Some writers, editors and publicists have pointed out that our decision isn’t fair to hundreds of other Simon & Schuster authors who had nothing to do with the publisher’s decision to sign Yiannopoulos. I agree. It’s unfair. Simon & Schuster will publish some wonderful books in 2017 through imprints I admire, such as 37 Ink, Salaam Reads and Touchstone. But I strongly believe the literary community must hold the publisher accountable.

Why? Because rhetoric like his – which targets racial, religious and cultural minorities – invites discrimination. It arguably encourages people such as Omar Mateen and Dylann Roof to think of entire groups of people as less than human.

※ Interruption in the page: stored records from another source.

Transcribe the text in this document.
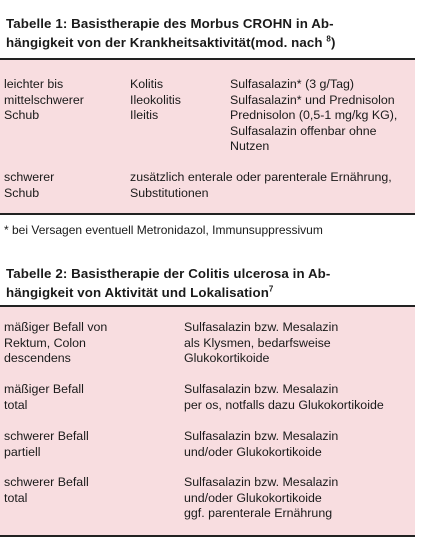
Tabelle 1: Basistherapie des Morbus CROHN in Ab-
hängigkeit von der Krankheitsaktivität(mod. nach $^8$)
leichter bis
mittelschwerer
Schub
Kolitis
Ileokolitis
Ileitis
Sulfasalazin* (3 g/Tag)
Sulfasalazin* und Prednisolon
Prednisolon (0,5-1 mg/kg KG),
Sulfasalazin offenbar ohne
Nutzen
schwerer
Schub
zusätzlich enterale oder parenterale Ernährung,
Substitutionen
* bei Versagen eventuell Metronidazol, Immunsuppressivum
Tabelle 2: Basistherapie der Colitis ulcerosa in Ab-
hängigkeit von Aktivität und Lokalisation$^7$
mäßiger Befall von
Rektum, Colon
descendens
Sulfasalazin bzw. Mesalazin
als Klysmen, bedarfsweise
Glukokortikoide
mäßiger Befall
total
Sulfasalazin bzw. Mesalazin
per os, notfalls dazu Glukokortikoide
schwerer Befall
partiell
Sulfasalazin bzw. Mesalazin
und/oder Glukokortikoide
schwerer Befall
total
Sulfasalazin bzw. Mesalazin
und/oder Glukokortikoide
ggf. parenterale Ernährung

And in his 2012 book The Harm in Hate Speech, legal philosopher Jeremy Waldron writes that hate speech sends a clear message to its victims: “Don’t be fooled into thinking you are welcome here.”

In a statement, Simon & Schuster assured readers they “do not and never have condoned discrimination or hate speech in any form”. But how is handing a purveyor of hate speech a $250,000 megaphone not condoning his rhetoric? And as an editor and book critic, how is giving Simon & Schuster free publicity not condoning their decision?

After the Chicago Review of Books attracted so much attention for our stance, and writers more talented than me asked us to reconsider, I lost sleep. But on Saturday, when the biographer of a lesbian artist criticised Simon & Schuster, Yiannopoulos responded: “There is only one place for lesbians: porn.”

I remain convinced that to protect the victims of discrimination from its traumatic and sometimes deadly consequences, the literary community must stand against anyone – author or publisher – who peddles hate speech for profit.